Бертольд Брехт: «Гегель принадлежал к величайшим юмористам среди философов… Юмор его выражался в том, что он не мог и помыслить, например, о порядке, не представив себе немедленно беспорядка. Ему было ясно, что в непосредственной близости с величайшим порядком находится величайший беспорядок, он зашел даже так далеко, что сказал: на том же самом месте!». И еще: одна из шуток Гегеля в том, что Маркс и марксисты, «величайшие мятежники, называют себя учениками величайшего поборника государства»[414].

Прав ли Брехт, нужен ли юмор, нужен ли вообще какой-то прием или подход, чтобы видеть так? Для Брехта превращение всего во всё всё-таки шутка, он серьезен и в конечном счете хочет, чтобы было что-то кроме шуток; он нравственный человек и марксист, партийность требует занять позицию, выбрать и решиться на что-то одностороннее. Тяжеловесное старание наладить сознание и увидеть наконец «правду» придает тяжелую вязкость работе Брехта, он упорядочивает «предметы изображения». Гегелю был бы ближе Ионеско, противоположность Брехта. Дети оставляют вещам быть как они есть, взрослые плетут сложное плетение, стремясь уложить всё в одну картину.

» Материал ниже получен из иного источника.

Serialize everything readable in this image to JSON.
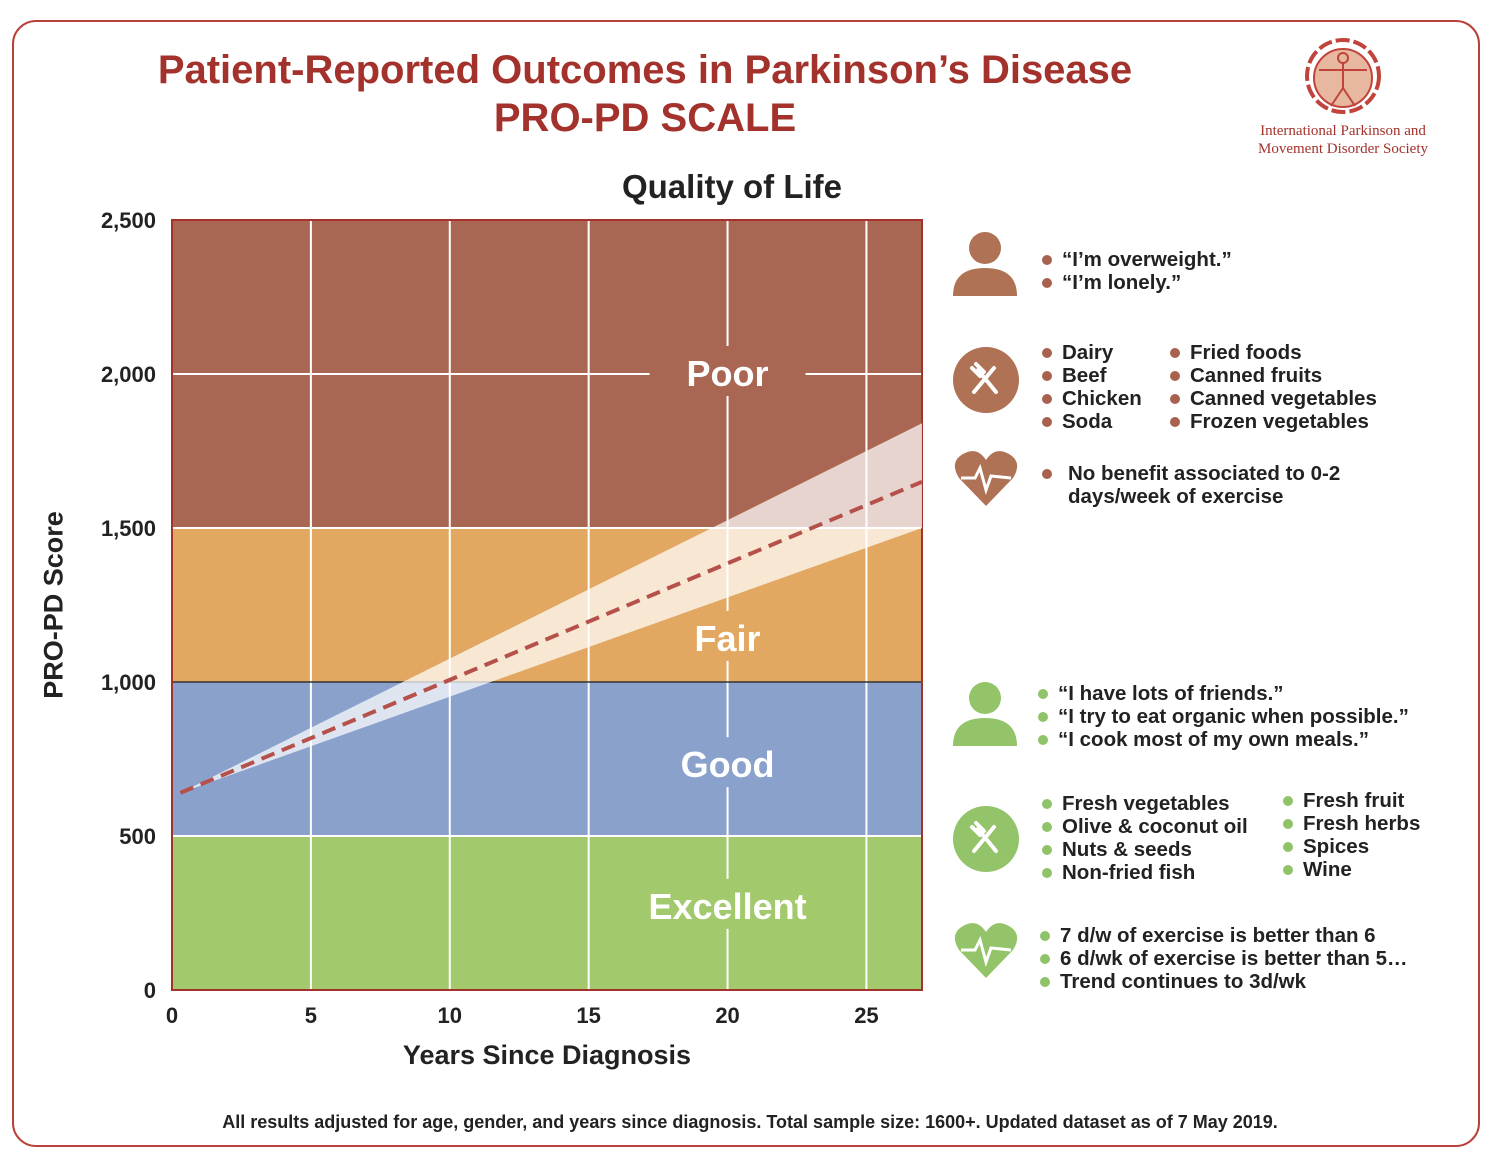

«Философия права» делится на три части, каждая из которых имеет по три раздела. Собственность – тема первого раздела первой части. Разговор о собственности начинается соответственно не с имущества, а с непосредственной воли. Она свободна в себе и для себя. Гегель не говорит «детская» непосредственность, это и подразумевается строем мысли не юмориста, а лучше скажем, мудрого ребенка. Непосредственную волю, с которой начинаются абстрактное право и собственность, не будет ошибки видеть в детском безграничном своеволии. Воля, der Wille, – слово, родственное лат. volo, нашему воля, велеть, довольно. Можно представить себе самоправную волю упрямого ребенка. Ницшевская воля, которая скорее захочет волить сама себя или ничто, чем ничего не хотеть, входит в гегелевское понимание непосредственной воли. Это начало воли, определение и определенность которой – неопределенность, любая воля. Неопределенность, определяющая эту простую волю, в свою очередь определяется у Гегеля как противоположность определенности, и опять уместно думать при этом об упрямстве: чего ни дашь своевольному ребенку, ему надо не то, он уходит от уговоров и соглашений. Его хотят тогда побить, т. е. сломить его волю, но Гегель – несломленный ребенок. Он хочет начинать философию права именно с того, чтобы увидеть этот своевольный беспредел воли. Русский язык пригодился бы ему здесь, потому что в своем немецком Гегель развертывает как раз эту связь воли-хотения и воли-свободы, заложенную в русском слове. Гегелевская неопределенная воля включает и то и другое, сво-боду свое-волия, ускользающего от определений из отвращения к любым предлагаемым ему определенностям, размахивающегося в захвате. Разумеется, такой воле рано или поздно помешают, раньше всего она споткнется сама о себя. Но ведь не в том же дело, что и как ее когда-то ограничит. Дело в том, что для начала она вот такая. Значит, и в конце она тоже должна быть такая (!). Не сломленная вначале, воля не остановится, пока не охватит целый мир.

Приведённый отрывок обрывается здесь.